Il match si apre con un episodio destinato a far discutere: al 15’ l’arbitro Massa indica il dischetto per un presunto fallo in area su Miretti, ma l’intervento del Var ribalta tutto. Dopo la review, viene infatti ravvisato un fallo in attacco del centrocampista juventino e il rigore viene cancellato. Da lì in poi la partita scorre su binari di grande equilibrio, con poche occasioni nitide e un primo tempo che si chiude sullo 0-0.

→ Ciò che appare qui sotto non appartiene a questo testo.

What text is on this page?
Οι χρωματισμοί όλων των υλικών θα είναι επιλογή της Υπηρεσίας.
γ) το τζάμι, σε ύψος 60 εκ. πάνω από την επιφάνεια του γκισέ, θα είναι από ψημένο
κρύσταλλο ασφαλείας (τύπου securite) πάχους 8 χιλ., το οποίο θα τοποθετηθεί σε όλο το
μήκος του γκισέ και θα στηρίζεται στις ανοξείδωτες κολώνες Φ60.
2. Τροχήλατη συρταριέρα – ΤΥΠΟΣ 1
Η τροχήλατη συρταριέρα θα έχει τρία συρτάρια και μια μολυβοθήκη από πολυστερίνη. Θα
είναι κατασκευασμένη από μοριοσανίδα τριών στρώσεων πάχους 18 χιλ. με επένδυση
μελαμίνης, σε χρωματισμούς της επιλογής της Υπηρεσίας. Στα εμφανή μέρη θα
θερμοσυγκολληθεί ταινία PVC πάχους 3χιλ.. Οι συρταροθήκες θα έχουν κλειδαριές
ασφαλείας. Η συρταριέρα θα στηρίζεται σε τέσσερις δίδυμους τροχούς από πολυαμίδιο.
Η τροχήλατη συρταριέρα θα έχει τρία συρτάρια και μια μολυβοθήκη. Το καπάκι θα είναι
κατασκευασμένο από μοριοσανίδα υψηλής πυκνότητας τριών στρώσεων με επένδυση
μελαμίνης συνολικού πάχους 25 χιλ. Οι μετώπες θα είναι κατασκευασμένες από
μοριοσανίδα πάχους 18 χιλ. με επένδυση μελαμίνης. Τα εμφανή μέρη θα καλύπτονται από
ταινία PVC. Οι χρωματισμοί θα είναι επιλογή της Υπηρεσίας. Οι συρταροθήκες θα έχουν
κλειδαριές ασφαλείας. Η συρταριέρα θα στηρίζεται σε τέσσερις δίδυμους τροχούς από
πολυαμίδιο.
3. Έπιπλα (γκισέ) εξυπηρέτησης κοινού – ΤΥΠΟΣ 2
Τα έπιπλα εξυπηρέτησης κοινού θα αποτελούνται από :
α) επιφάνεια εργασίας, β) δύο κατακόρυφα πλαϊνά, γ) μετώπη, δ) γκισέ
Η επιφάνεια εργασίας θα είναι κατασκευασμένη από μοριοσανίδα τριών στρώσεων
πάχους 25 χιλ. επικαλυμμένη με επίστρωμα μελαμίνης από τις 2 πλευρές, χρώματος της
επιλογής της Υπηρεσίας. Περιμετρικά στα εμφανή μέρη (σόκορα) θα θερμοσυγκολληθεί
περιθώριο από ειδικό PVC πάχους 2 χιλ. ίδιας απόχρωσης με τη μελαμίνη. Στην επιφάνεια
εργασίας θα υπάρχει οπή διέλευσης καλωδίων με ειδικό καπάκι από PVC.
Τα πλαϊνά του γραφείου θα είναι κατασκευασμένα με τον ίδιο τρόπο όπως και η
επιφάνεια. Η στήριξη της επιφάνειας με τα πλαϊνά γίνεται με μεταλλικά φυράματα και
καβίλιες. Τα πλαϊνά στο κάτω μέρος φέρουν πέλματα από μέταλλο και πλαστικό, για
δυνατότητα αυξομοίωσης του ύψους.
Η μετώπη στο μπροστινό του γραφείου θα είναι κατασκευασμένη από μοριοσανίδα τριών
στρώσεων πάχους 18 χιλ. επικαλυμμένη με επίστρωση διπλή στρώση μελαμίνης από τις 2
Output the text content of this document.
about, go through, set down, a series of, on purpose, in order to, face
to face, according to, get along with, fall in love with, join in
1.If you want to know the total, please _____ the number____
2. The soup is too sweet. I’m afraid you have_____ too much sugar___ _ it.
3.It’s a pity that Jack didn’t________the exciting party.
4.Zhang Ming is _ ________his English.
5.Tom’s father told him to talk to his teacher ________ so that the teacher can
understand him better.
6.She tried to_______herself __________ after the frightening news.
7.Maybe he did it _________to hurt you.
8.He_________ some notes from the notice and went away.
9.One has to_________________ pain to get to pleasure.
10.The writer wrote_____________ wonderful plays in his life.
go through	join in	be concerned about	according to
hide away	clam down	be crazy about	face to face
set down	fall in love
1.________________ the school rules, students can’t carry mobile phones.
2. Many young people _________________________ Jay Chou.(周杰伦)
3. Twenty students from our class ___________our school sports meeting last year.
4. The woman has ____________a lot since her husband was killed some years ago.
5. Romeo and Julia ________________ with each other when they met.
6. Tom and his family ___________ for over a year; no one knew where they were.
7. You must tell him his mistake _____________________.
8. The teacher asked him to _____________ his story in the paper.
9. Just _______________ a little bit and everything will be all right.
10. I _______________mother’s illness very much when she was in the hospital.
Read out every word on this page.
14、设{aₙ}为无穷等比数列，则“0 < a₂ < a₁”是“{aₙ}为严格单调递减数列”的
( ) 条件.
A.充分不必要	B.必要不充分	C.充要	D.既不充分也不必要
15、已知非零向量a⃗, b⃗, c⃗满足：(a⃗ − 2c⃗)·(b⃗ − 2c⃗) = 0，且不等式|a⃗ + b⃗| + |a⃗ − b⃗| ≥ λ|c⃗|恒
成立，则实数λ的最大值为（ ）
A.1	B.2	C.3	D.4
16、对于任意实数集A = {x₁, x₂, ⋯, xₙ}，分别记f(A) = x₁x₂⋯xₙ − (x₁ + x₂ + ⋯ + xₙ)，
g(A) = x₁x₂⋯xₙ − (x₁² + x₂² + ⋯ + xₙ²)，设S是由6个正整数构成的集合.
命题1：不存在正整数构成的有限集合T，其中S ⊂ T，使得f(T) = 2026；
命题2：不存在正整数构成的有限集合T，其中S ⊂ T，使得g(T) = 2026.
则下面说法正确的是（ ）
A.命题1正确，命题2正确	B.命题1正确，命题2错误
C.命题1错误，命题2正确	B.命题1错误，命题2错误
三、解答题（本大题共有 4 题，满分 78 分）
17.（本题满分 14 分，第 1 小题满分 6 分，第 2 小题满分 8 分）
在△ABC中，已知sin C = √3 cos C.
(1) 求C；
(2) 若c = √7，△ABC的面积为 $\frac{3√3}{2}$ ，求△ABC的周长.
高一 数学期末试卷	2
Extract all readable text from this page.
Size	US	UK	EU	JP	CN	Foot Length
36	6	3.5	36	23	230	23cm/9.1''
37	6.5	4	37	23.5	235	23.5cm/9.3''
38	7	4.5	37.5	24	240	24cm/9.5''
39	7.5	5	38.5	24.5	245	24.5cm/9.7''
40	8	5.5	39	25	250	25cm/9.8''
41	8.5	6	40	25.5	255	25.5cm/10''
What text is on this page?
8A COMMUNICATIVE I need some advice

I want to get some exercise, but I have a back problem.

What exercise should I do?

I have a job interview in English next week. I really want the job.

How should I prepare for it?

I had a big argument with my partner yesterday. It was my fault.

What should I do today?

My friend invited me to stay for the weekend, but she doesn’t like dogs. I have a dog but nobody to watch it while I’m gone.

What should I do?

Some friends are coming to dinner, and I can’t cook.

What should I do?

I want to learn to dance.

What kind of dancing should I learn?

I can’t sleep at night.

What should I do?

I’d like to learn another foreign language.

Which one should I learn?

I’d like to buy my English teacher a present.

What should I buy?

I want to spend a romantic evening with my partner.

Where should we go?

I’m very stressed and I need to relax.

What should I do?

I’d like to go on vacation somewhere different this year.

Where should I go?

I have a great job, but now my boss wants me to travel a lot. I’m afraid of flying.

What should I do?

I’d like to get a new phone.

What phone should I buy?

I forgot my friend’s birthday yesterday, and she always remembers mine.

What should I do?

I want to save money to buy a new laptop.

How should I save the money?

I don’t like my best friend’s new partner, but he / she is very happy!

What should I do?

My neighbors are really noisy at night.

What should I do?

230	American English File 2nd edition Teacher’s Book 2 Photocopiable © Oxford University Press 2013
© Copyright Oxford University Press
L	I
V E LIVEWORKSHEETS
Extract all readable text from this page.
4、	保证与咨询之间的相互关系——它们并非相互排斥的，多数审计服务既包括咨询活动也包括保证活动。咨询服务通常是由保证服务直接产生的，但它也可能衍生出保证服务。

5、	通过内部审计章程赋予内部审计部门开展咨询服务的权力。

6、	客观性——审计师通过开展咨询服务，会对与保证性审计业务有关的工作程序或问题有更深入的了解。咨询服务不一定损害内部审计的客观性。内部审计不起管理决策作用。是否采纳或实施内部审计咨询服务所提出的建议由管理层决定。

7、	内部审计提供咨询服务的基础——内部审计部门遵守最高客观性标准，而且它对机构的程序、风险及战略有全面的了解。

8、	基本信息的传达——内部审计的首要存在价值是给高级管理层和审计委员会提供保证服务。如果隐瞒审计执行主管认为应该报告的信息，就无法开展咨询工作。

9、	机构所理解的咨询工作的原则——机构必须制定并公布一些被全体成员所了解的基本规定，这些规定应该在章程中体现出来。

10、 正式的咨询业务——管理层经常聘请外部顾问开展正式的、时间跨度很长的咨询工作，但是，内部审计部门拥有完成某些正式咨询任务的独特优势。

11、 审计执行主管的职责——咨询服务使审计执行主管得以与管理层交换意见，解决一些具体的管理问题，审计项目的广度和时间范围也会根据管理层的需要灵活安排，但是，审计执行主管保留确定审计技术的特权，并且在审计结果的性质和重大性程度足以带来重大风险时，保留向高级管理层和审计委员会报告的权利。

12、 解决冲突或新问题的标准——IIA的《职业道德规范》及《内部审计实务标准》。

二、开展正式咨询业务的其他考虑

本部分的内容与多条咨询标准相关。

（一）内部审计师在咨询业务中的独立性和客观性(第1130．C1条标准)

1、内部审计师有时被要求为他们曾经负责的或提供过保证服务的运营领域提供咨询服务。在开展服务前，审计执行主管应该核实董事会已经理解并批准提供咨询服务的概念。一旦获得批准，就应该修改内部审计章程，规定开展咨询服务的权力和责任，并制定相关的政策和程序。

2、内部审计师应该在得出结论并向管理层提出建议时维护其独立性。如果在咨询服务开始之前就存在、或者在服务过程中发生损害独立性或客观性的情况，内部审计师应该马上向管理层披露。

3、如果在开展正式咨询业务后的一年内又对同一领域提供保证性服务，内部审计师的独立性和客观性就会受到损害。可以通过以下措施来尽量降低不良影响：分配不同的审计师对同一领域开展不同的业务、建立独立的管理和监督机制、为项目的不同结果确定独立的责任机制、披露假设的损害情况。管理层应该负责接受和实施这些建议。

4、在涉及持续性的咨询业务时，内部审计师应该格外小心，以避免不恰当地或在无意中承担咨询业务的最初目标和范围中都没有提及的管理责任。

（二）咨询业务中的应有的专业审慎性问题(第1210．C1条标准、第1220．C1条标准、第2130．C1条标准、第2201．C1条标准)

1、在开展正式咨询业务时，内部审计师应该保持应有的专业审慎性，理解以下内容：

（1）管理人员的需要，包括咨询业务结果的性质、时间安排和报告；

Nella ripresa la Juventus aumenta il ritmo e prende campo, schiacciando il Cagliari nella propria metà. Caprile diventa protagonista al 56’, rispondendo con sicurezza a una conclusione di Cambiaso. Il copione sembra chiaro: possesso bianconero e rossoblù pronti a difendersi e ripartire. Proprio quando la pressione juventina è massima, però, arriva l’episodio che decide la gara. Al 65’ Gaetano pennella una punizione perfetta e Mazzitelli si coordina magistralmente, trovando una girata al volo che non lascia scampo al portiere: un gol di rara bellezza che fa esplodere lo stadio.
Spalletti prova subito a cambiare volto alla squadra inserendo Zhegrova e Openda, ma è Yildiz a creare le occasioni più pericolose: prima costringe Caprile a un grande intervento, poi all’84’ colpisce un palo deviato che fa tremare il Cagliari. Nel finale c’è spazio anche per un tentativo di Koopmeiners, ancora neutralizzato dall’estremo difensore rossoblù.
Il risultato non cambia: il Cagliari sale a 22 punti, mentre la Juventus resta ferma a quota 39, scivolando a -10 dall’Inter capolista. Dopo cinque vittorie in sei partite, per i bianconeri arriva uno stop che riapre interrogativi e ridimensiona, almeno per ora, le ambizioni di rimonta in Serie A.